A pesquisa, apoiada pela Fapesp (Fundação de Amparo à Pesquisa do Estado de São Paulo), é baseada em dados de 533 pessoas entrevistadas no Inquérito de Saúde do Município de São Paulo (ISA), de 2008. O levantamento estadual obteve dados sociodemográficos e de estilo de vida, como idade, sexo, raça, renda familiar per capita, atividade física e tabagismo por meio de um questionário aplicado a mais de 3 mil participantes.
Para a pesquisa desenvolvida por Andreia, foi utilizada uma mostra representativa de adultos e idosos.
“Com todos esses dados, fizemos o estudo de associação entre pressão arterial, genética e influência do café. Foi aí que concluímos que indivíduos que tinham uma pontuação mais elevada no score, ou seja, que eram geneticamente predispostos [a pressão alta], e que consumiam mais de três xícaras de café por dia, tinham uma chance quatro vezes maior de ter pressão alta em relação a quem não tinha predisposição”, explicou a pesquisadora.
A escolha do café para avaliar essa associação se deu por ser uma das bebidas mais consumidas entre os brasileiros. A pesquisa aponta que ele pode ser protetor para a saúde do coração se usado de forma moderada, mas também pode ser vilão para pessoas predispostas a hipertensão e em doses exageradas. Segundo Andreia, isso ocorre porque o café é uma mistura de mais de 2 mil compostos químicos.
Cafeína
“A hipótese do nosso estudo é que mais de três xícaras podem aumentar as chances [de pressão alta] pela presença da cafeína. A cafeína está associada com a resistência vascular, ou seja, a dificuldade com a passagem do fluxo nos vasos, e também provoca vasoconstrição, que é a contração a nível dos vasos sanguíneos, o que dificulta a passagem do fluxo e tudo isso faz com que haja um aumento da pressão arterial”, explicou.
Os polifenóis, por sua vez, seriam os responsáveis pelas ações benéficas. “São compostos de origem vegetal que não são sintetizados pelo organismo, então precisam ser obtidos pela dieta.
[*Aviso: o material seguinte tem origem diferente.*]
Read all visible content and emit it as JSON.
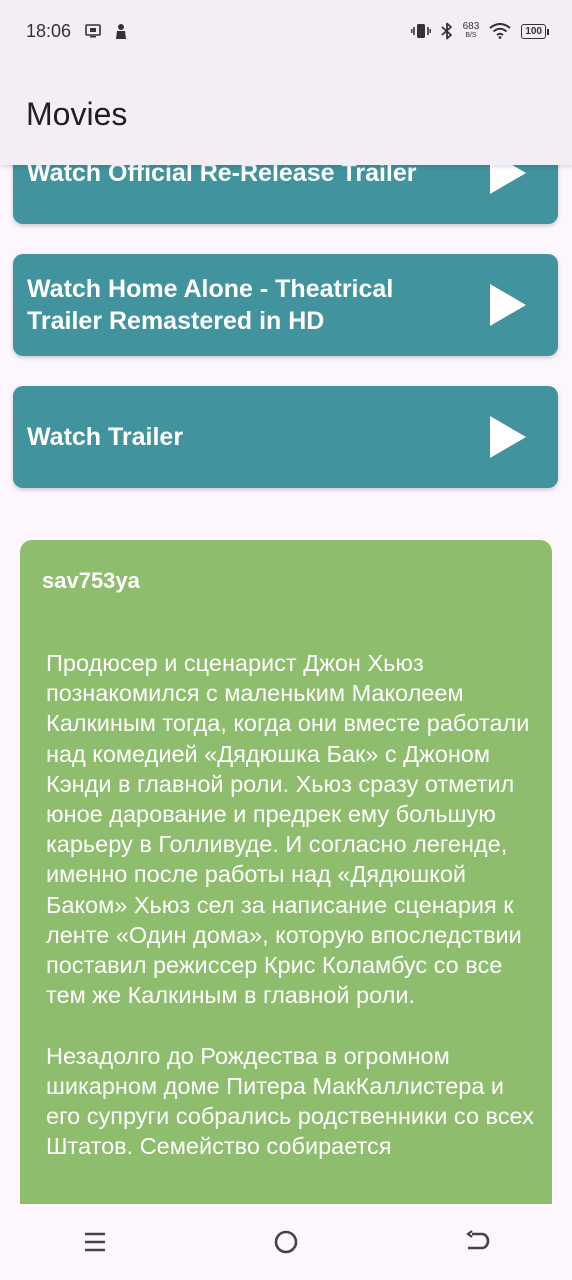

Eles têm elevado poder antioxidante, tem uma ação antitrombótica, que significa que impedem a formação de trombos nos vasos, e promovem uma melhoria da vasodilatação, ao contrário do efeito da cafeína”, elencou a pesquisadora.
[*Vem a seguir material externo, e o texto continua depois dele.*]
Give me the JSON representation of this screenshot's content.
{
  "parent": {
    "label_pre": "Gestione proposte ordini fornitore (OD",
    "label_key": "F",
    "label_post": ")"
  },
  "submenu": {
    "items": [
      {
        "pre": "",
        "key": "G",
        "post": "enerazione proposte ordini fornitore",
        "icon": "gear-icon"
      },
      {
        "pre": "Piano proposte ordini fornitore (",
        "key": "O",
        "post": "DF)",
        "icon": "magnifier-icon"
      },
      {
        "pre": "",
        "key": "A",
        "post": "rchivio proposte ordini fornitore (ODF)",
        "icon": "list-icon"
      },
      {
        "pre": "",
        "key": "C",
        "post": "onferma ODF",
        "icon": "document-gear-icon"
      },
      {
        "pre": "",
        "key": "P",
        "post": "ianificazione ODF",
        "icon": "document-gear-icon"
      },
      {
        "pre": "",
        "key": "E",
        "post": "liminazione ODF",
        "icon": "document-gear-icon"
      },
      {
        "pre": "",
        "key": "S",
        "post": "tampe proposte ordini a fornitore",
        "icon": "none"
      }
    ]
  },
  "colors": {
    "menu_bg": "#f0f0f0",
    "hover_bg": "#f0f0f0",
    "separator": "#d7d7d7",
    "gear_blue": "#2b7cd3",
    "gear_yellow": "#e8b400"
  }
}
Publlicado originalmente em agosto do ano passado, o artigo "The association between genetic risk score and blood pressure is modified by coffee consumption: Gene-diet interaction analysis in a population-based study", de Andreia Machado Miranda, Josiane Steluti, Marina Maintinguer Norde, Regina Mara Fisberg e Dirce Maria Marchioni, pode ser lido aqui (em inglês).
Nova etapa
A pesquisa de doutorado de Andreia Miranda foi orientada pela professora da FSP-USP Dirce Marchioni. Agora, no pós-doutorado, também com apoio da Fapesp, o objetivo é avaliar o efeito do consumo de café em pacientes portadores de doença cardiovascular – particularmente a síndrome coronariana aguda, causada por obstrução na artéria coronária, que irriga o coração.
Os pesquisadores vão avaliar, durante quatro anos, os dados de acompanhamento de 1.085 pacientes que sofreram infarto agudo do miocárdio ou angina instável e foram atendidos pelo Hospital Universitário da USP.